Relentless and constant progress in designing and developing various technologies never ceases to amaze and surprise humanity with its achievements. Plenty of modern technological concepts that were once merely a figment of science fiction imagination are now being implemented in laboratories worldwide.

The term necrobotics originated in an experiment by scientists from the Preston Innovation Lab at Rice University in Houston.

The term itself includes the words "necrosis" (cell death) and "robotics" (design and construction of robots). In essence, it refers to the use of robotics in dead tissue in the body, which can result from various diseases, including cancer, infections, and trauma.

During the experiment, the researchers managed to turn a spider into a robotic gripper that can lift other tiny objects. To perform this, they injected air into the spider through a syringe. This is possible because, unlike vertebrates, which use muscles to move their body parts, spiders have adapted hydraulics. Under the influence of hydraulic pressure, they extend their muscles outward.

Another impressive phenomenon in the field of medical and biological sciences is known as xenotransplantation. In simple terms, it is the transplantation of cells, tissues, or organs from one species to another, as indicated by the particle "xeno", which means "foreign".

Usually, organs are transplanted from animals to humans, in particular from pigs, due to the anatomical and physiological similarity of their organs to human ones. However, before such operations, it is necessary first to carry out gene editing, namely to knock out specific genes from the pig's heart and add human genes.

Currently, such procedures are rather dangerous since there is a risk of immune rejection of the animal organ by the human body and the transfer of viruses and diseases from animal to human.

An exoskeleton is a wearable device that provides support and protection for the body, similar to how the skeleton does with internal organs. An exoskeleton can be programmed to support a person's weight and help them walk, stand, and perform other movements.

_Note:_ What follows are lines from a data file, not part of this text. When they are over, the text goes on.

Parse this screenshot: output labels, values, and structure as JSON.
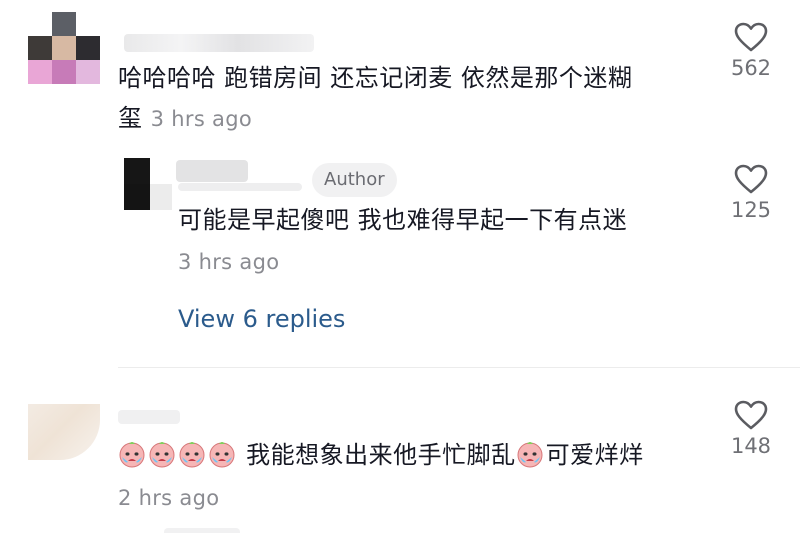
{
  "comments": [
    {
      "text": "哈哈哈哈 跑错房间 还忘记闭麦 依然是那个迷糊",
      "text_wrap": "玺",
      "time": "3 hrs ago",
      "likes": "562"
    },
    {
      "badge": "Author",
      "text": "可能是早起傻吧 我也难得早起一下有点迷",
      "time": "3 hrs ago",
      "likes": "125"
    },
    {
      "text": "我能想象出来他手忙脚乱",
      "text_end": "可爱烊烊",
      "time": "2 hrs ago",
      "likes": "148"
    }
  ],
  "view_replies": "View 6 replies",
  "icons": {
    "like": "heart-outline-icon",
    "emoji": "crying-face-emoji-icon"
  },
  "colors": {
    "link": "#2b5b8c",
    "muted": "#8a8b91",
    "text": "#161823"
  }
}
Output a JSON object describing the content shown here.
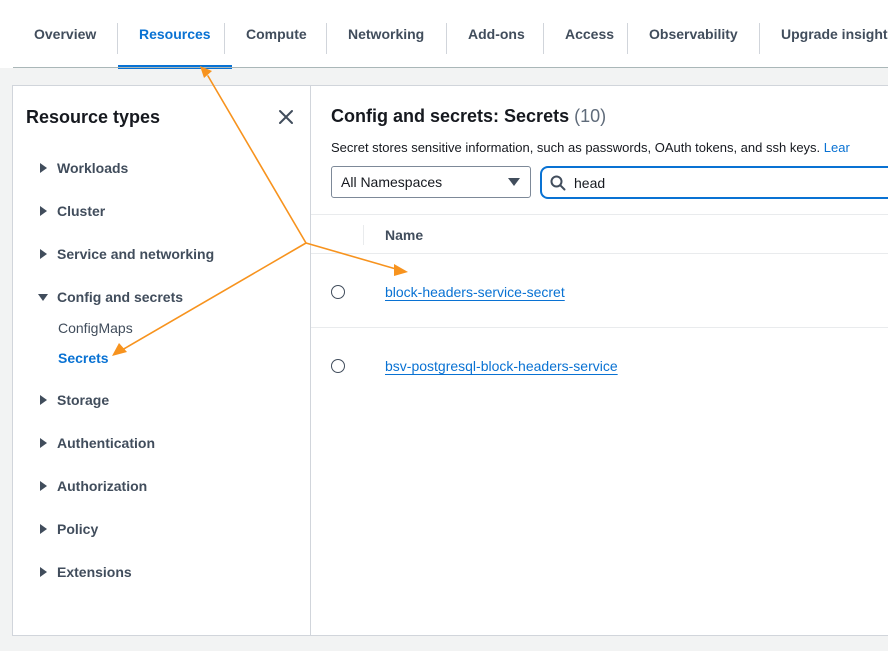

Such devices can be used in various fields. First of all, they are instrumental in medical rehabilitation for people with paralysis, spinal cord injuries, or other motor disorders. They can also be helpful in the military and industrial work for physically demanding tasks, as they assist the back and limbs, thereby reducing the risk of injury and fatigue.

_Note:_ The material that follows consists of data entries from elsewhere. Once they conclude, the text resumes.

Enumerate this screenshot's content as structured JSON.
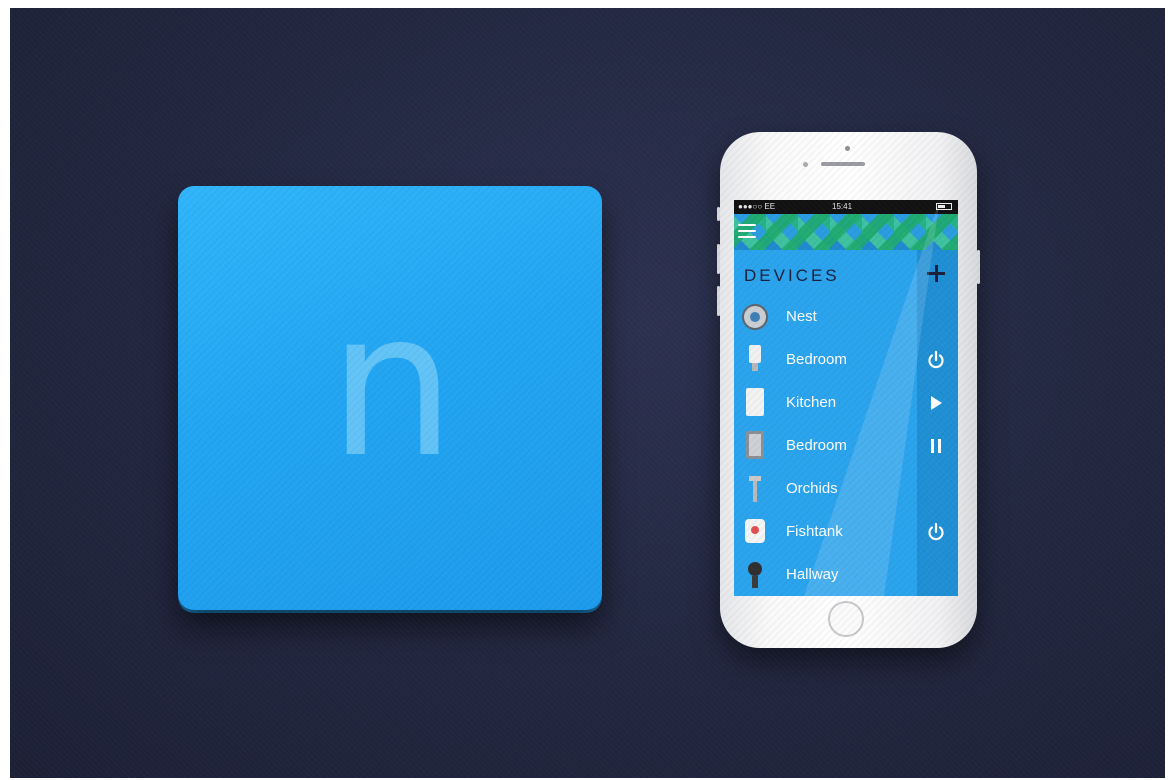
{
  "hub": {
    "glyph": "n",
    "color": "#22a6f3"
  },
  "phone": {
    "status_bar": {
      "carrier": "●●●○○ EE",
      "time": "15:41"
    },
    "menu_icon": "hamburger-menu-icon",
    "title": "DEVICES",
    "add_icon": "plus-icon",
    "devices": [
      {
        "label": "Nest",
        "icon": "thermostat-icon",
        "action": ""
      },
      {
        "label": "Bedroom",
        "icon": "light-bulb-icon",
        "action": "power-icon"
      },
      {
        "label": "Kitchen",
        "icon": "speaker-icon",
        "action": "play-icon"
      },
      {
        "label": "Bedroom",
        "icon": "speaker-icon",
        "action": "pause-icon"
      },
      {
        "label": "Orchids",
        "icon": "plant-sensor-icon",
        "action": ""
      },
      {
        "label": "Fishtank",
        "icon": "smart-plug-icon",
        "action": "power-icon"
      },
      {
        "label": "Hallway",
        "icon": "camera-icon",
        "action": ""
      }
    ],
    "accent": "#2aa4ee"
  }
}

Scientists at the University of Washington claim that ordinary red bricks can be transformed into "smart" bricks that will save energy.

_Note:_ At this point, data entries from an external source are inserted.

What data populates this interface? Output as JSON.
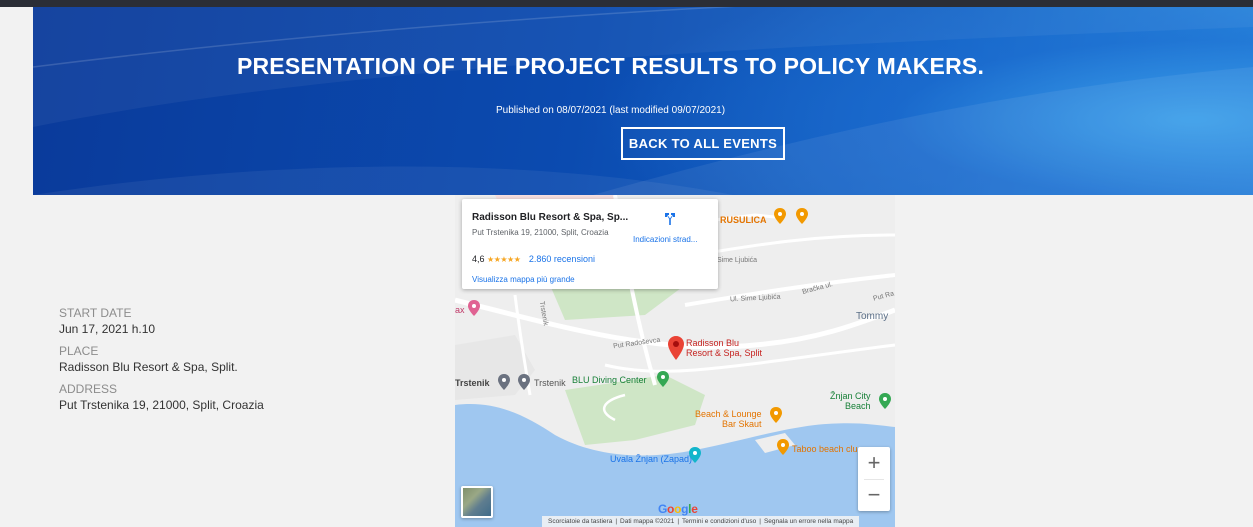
{
  "hero": {
    "title": "PRESENTATION OF THE PROJECT RESULTS TO POLICY MAKERS.",
    "published": "Published on 08/07/2021 (last modified 09/07/2021)",
    "back_label": "BACK TO ALL EVENTS"
  },
  "info": {
    "start_label": "START DATE",
    "start_value": "Jun 17, 2021 h.10",
    "place_label": "PLACE",
    "place_value": "Radisson Blu Resort & Spa, Split.",
    "address_label": "ADDRESS",
    "address_value": "Put Trstenika 19, 21000, Split, Croazia"
  },
  "map": {
    "card": {
      "name": "Radisson Blu Resort & Spa, Sp...",
      "address": "Put Trstenika 19, 21000, Split, Croazia",
      "rating": "4,6",
      "stars": "★★★★★",
      "reviews": "2.860 recensioni",
      "directions": "Indicazioni strad...",
      "bigger_map": "Visualizza mappa più grande"
    },
    "pin_label_1": "Radisson Blu",
    "pin_label_2": "Resort & Spa, Split",
    "places": {
      "rusulica": "RUSULICA",
      "trstenik1": "Trstenik",
      "trstenik2": "Trstenik",
      "blu_diving": "BLU Diving Center",
      "znjan_beach": "Žnjan City\nBeach",
      "beach_lounge": "Beach & Lounge\nBar Skaut",
      "taboo": "Taboo beach club Split",
      "uvala": "Uvala Žnjan (Zapad)",
      "tommy": "Tommy",
      "ax": "ax",
      "put_radosevca": "Put Radoševca",
      "sime_ljubica1": "Ul. Sime Ljubića",
      "sime_ljubica2": "Sime Ljubića",
      "bracka": "Bračka ul.",
      "put_ra": "Put Ra",
      "trstenik_rd": "Trstenik"
    },
    "zoom_in": "+",
    "zoom_out": "−",
    "google": [
      "G",
      "o",
      "o",
      "g",
      "l",
      "e"
    ],
    "attribution": {
      "shortcuts": "Scorciatoie da tastiera",
      "data": "Dati mappa ©2021",
      "terms": "Termini e condizioni d'uso",
      "report": "Segnala un errore nella mappa"
    }
  },
  "colors": {
    "pin": "#ea4335",
    "water": "#9fc7f0",
    "park": "#cfe6c6"
  }
}
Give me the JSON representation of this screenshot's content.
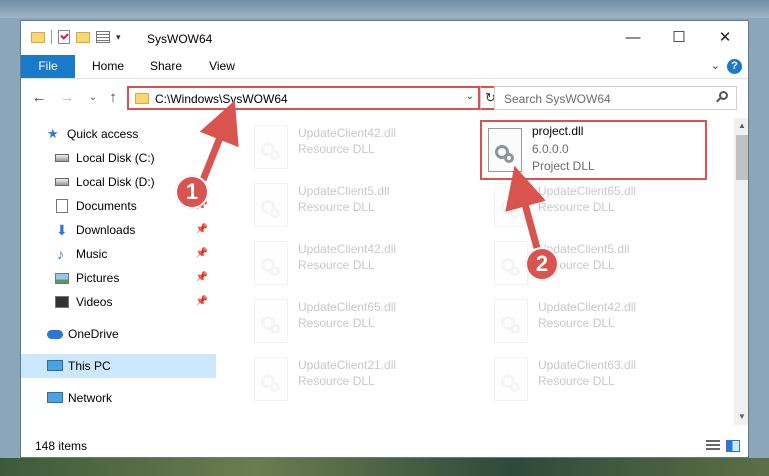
{
  "window": {
    "title": "SysWOW64",
    "controls": {
      "minimize": "—",
      "maximize": "☐",
      "close": "✕"
    }
  },
  "ribbon": {
    "tabs": [
      "File",
      "Home",
      "Share",
      "View"
    ],
    "help": "?"
  },
  "nav": {
    "address": "C:\\Windows\\SysWOW64",
    "search_placeholder": "Search SysWOW64"
  },
  "sidebar": {
    "items": [
      {
        "label": "Quick access",
        "icon": "star-icon"
      },
      {
        "label": "Local Disk (C:)",
        "icon": "drive-icon"
      },
      {
        "label": "Local Disk (D:)",
        "icon": "drive-icon"
      },
      {
        "label": "Documents",
        "icon": "documents-icon",
        "pinned": true
      },
      {
        "label": "Downloads",
        "icon": "downloads-icon",
        "pinned": true
      },
      {
        "label": "Music",
        "icon": "music-icon",
        "pinned": true
      },
      {
        "label": "Pictures",
        "icon": "pictures-icon",
        "pinned": true
      },
      {
        "label": "Videos",
        "icon": "videos-icon",
        "pinned": true
      },
      {
        "label": "OneDrive",
        "icon": "onedrive-icon"
      },
      {
        "label": "This PC",
        "icon": "pc-icon",
        "selected": true
      },
      {
        "label": "Network",
        "icon": "network-icon"
      }
    ]
  },
  "files": {
    "left": [
      {
        "name": "UpdateClient42.dll",
        "desc": "Resource DLL"
      },
      {
        "name": "UpdateClient5.dll",
        "desc": "Resource DLL"
      },
      {
        "name": "UpdateClient42.dll",
        "desc": "Resource DLL"
      },
      {
        "name": "UpdateClient65.dll",
        "desc": "Resource DLL"
      },
      {
        "name": "UpdateClient21.dll",
        "desc": "Resource DLL"
      }
    ],
    "right": [
      {
        "name": "project.dll",
        "version": "6.0.0.0",
        "desc": "Project DLL",
        "highlighted": true
      },
      {
        "name": "UpdateClient65.dll",
        "desc": "Resource DLL"
      },
      {
        "name": "UpdateClient5.dll",
        "desc": "Resource DLL"
      },
      {
        "name": "UpdateClient42.dll",
        "desc": "Resource DLL"
      },
      {
        "name": "UpdateClient63.dll",
        "desc": "Resource DLL"
      }
    ]
  },
  "status": {
    "item_count": "148 items"
  },
  "callouts": {
    "one": "1",
    "two": "2"
  },
  "colors": {
    "accent": "#1979ca",
    "highlight": "#d9534f"
  }
}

This conversion will be possible thanks to the porous structure of the brick, which increases its area, as well as the red clay it is made of. It is this red clay that contains a chemical iron compound known as rust, which plays a crucial role in the entire process.

The acid vapors that fill the brick's pores transform this rust into an active version of iron, which creates chemical synthesis. A special gas that interacts with the iron is transferred through the pores of the brick. As a result, the brick's surface is covered with an electrically conductive material that allows it to store and retain energy.

A new concept that could easily replace the standard batteries in fitness trackers or smartwatches lies in the way they are charged. For this purpose, researchers from the University of Glasgow in Scotland have developed a new type of supercapacitor to store energy. The principle of its operation is that sweat is absorbed by a polymer film that covers this capacitor and acts as an electrode. This causes positive and negative ions to interact with the polymer, thereby resulting in energy production.

Neuralink, a company co-founded by Elon Musk, is studying the intricacies of the interaction between the human neural system and computer systems. They aim to develop brain implants that will become an interface between the human brain and an electronic device.

The technology Neuralink provides for the use of thin and flexible threads that can be integrated into the brain to monitor and transmit neural activity. These threads are connected to a small chip behind the ear that acts as a wireless communication hub between the brain and external devices. Implantation of electrical wires into the brain requires great precision because it perceives foreign objects as "invaders", forming scar tissue around them that interferes with signal transmission.